Workshop with Ritni Ráste Pieski at the Wet Archives

On October 30th, 2025, WEIRD met Ritni Ráste Pieski, Sámi storyteller and multidisciplinary artist from Deanu River, Sápmi, for a workshop around the Wet Archives exhibition.

The exhibition was curated by Aarni Juoksa Pieski for the Finnish Museum of Photography, Helsinki, and included the work of Ritni Ráste Pieski, in collaboration with photographer Lotta Hagelin, among other artists.

Widely known under his drag name, , Ritni Ráste Pieski shared with WEIRD the stories of the diverse Sámi drag characters, he and Lotta Hagelin brought on pictures. Ritni Ráste Pieski showed how drag can work as a political and creative medium to decolonize and queer western museum institutions, archive practices, and exhibition spaces - the pictures, framed in old reindeer wooden fences by artist Jouni S. Laiti, bringing unapologetic queer Sámi stories to the forefront.  

“The title of the exhibition emphasises the embodied nature of archives, referring to wetness, which can mean the secretions of the human body, documents soaked beyond legibility, or bodies of water that preserve knowledge.”

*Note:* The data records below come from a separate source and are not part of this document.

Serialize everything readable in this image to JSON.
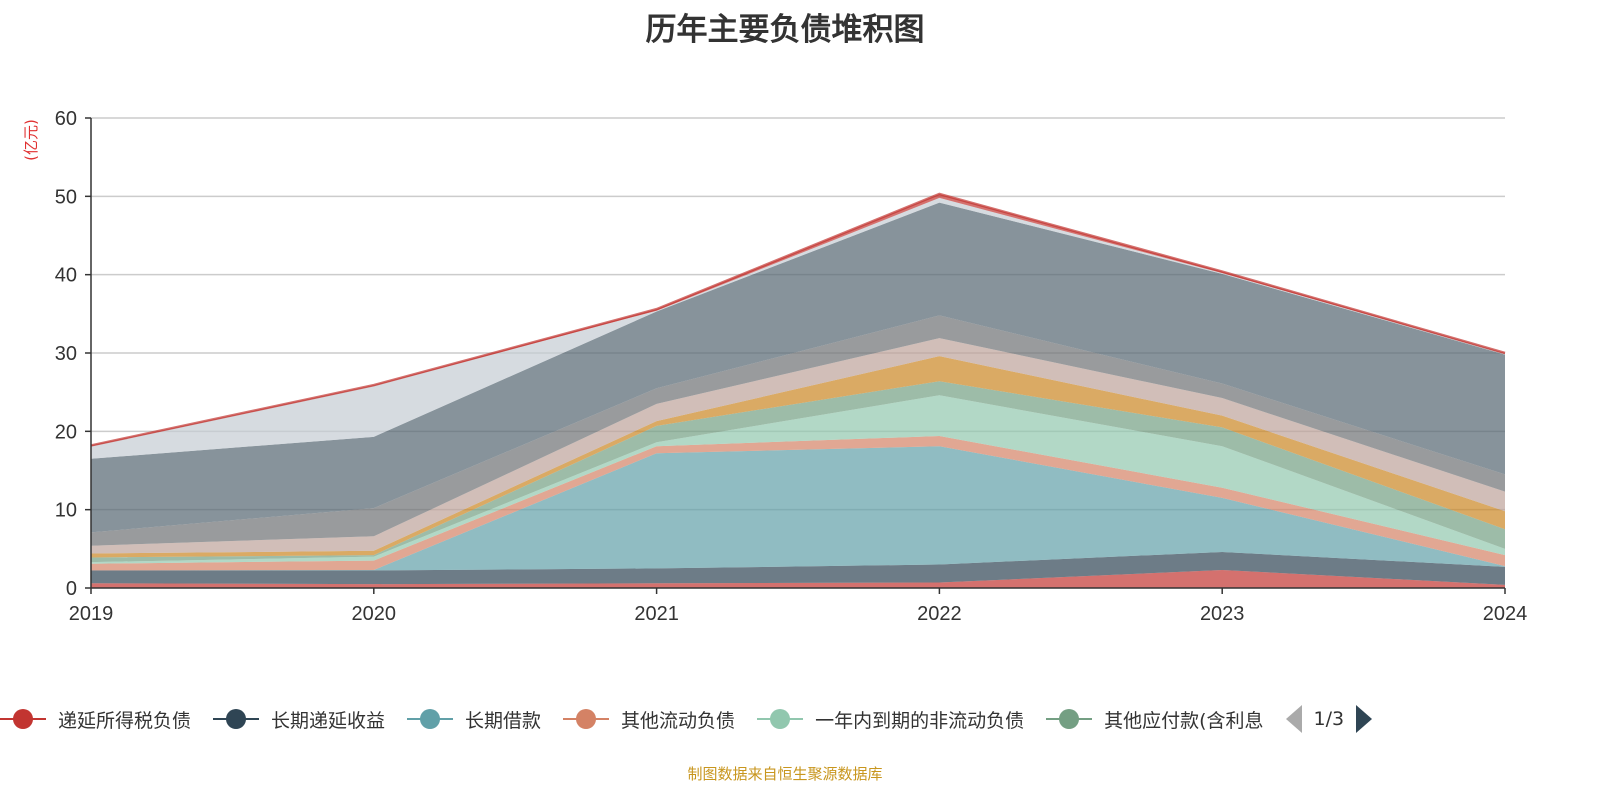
{
  "chart_data": {
    "type": "area",
    "stacked": true,
    "title": "历年主要负债堆积图",
    "ylabel": "(亿元)",
    "xlabel": "",
    "ylim": [
      0,
      60
    ],
    "yticks": [
      "0",
      "10",
      "20",
      "30",
      "40",
      "50",
      "60"
    ],
    "categories": [
      "2019",
      "2020",
      "2021",
      "2022",
      "2023",
      "2024"
    ],
    "grid": true,
    "legend_position": "bottom",
    "series": [
      {
        "name": "递延所得税负债",
        "color": "#c23531",
        "values": [
          0.6,
          0.5,
          0.6,
          0.7,
          2.3,
          0.4
        ]
      },
      {
        "name": "长期递延收益",
        "color": "#2f4554",
        "values": [
          1.65,
          1.75,
          1.9,
          2.3,
          2.3,
          2.3
        ]
      },
      {
        "name": "长期借款",
        "color": "#61a0a8",
        "values": [
          0,
          0.05,
          14.7,
          15.1,
          6.9,
          0.1
        ]
      },
      {
        "name": "其他流动负债",
        "color": "#d48265",
        "values": [
          0.85,
          1.2,
          0.9,
          1.3,
          1.3,
          1.4
        ]
      },
      {
        "name": "一年内到期的非流动负债",
        "color": "#91c7ae",
        "values": [
          0.2,
          0.5,
          0.5,
          5.2,
          5.3,
          0.8
        ]
      },
      {
        "name": "其他应付款(含利息",
        "color": "#749f83",
        "values": [
          0.6,
          0.2,
          2.1,
          1.8,
          2.4,
          2.5
        ]
      },
      {
        "color": "#ca8622",
        "values": [
          0.5,
          0.55,
          0.6,
          3.2,
          1.5,
          2.3
        ]
      },
      {
        "color": "#bda29a",
        "values": [
          1.0,
          1.85,
          2.2,
          2.3,
          2.25,
          2.5
        ]
      },
      {
        "color": "#6e7074",
        "values": [
          1.7,
          3.6,
          2.0,
          2.9,
          1.85,
          2.2
        ]
      },
      {
        "color": "#546570",
        "values": [
          9.4,
          9.1,
          9.8,
          14.4,
          14.0,
          15.3
        ]
      },
      {
        "color": "#c4ccd3",
        "values": [
          1.6,
          6.5,
          0.1,
          0.6,
          0.1,
          0.1
        ]
      },
      {
        "color": "#c23531",
        "values": [
          0.1,
          0.1,
          0.2,
          0.5,
          0.2,
          0.1
        ]
      }
    ]
  },
  "legend": {
    "visible_count": 6,
    "page_label": "1/3"
  },
  "footer": "制图数据来自恒生聚源数据库"
}
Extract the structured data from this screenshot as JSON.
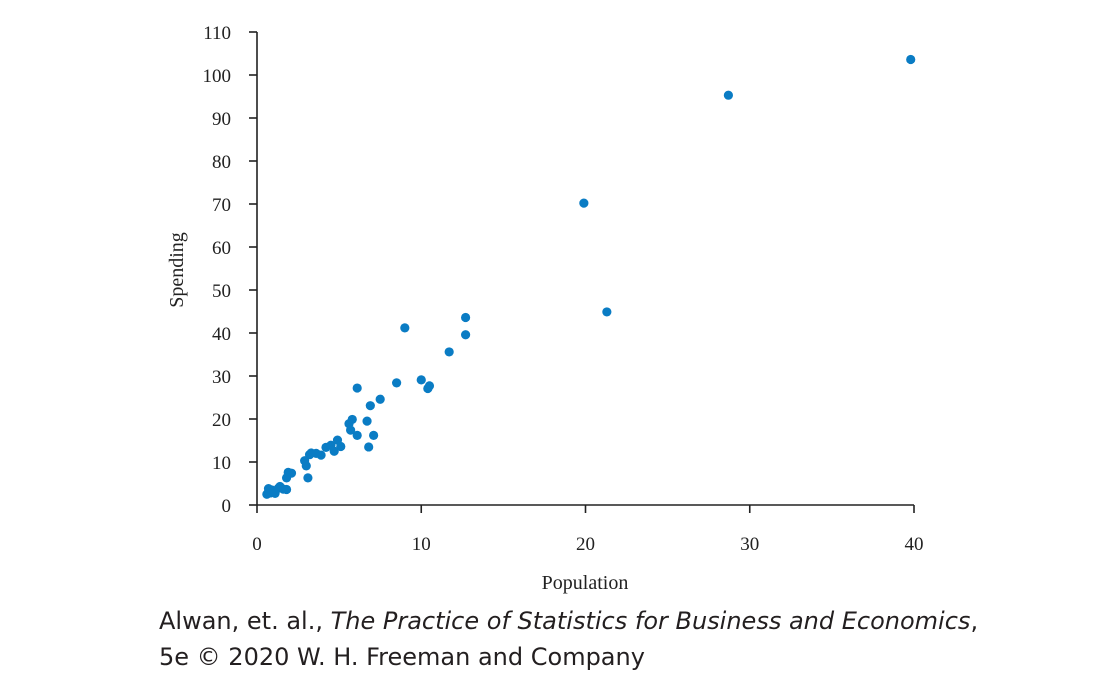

In the second part of the workshop, Ritni Ráste Pieski invited WEIRD researchers to reflect on their own research, positionalities and experiences with regards to archive practices.  What does it mean to queer, trans, non-binary and disability communities? Which and how disability, trans and queer stories, materialities, knowledges, bodies, are passed on, institutionality supported, accessible? How might this connect to questions of environmental justice? And most importantly, whose stories are not heard?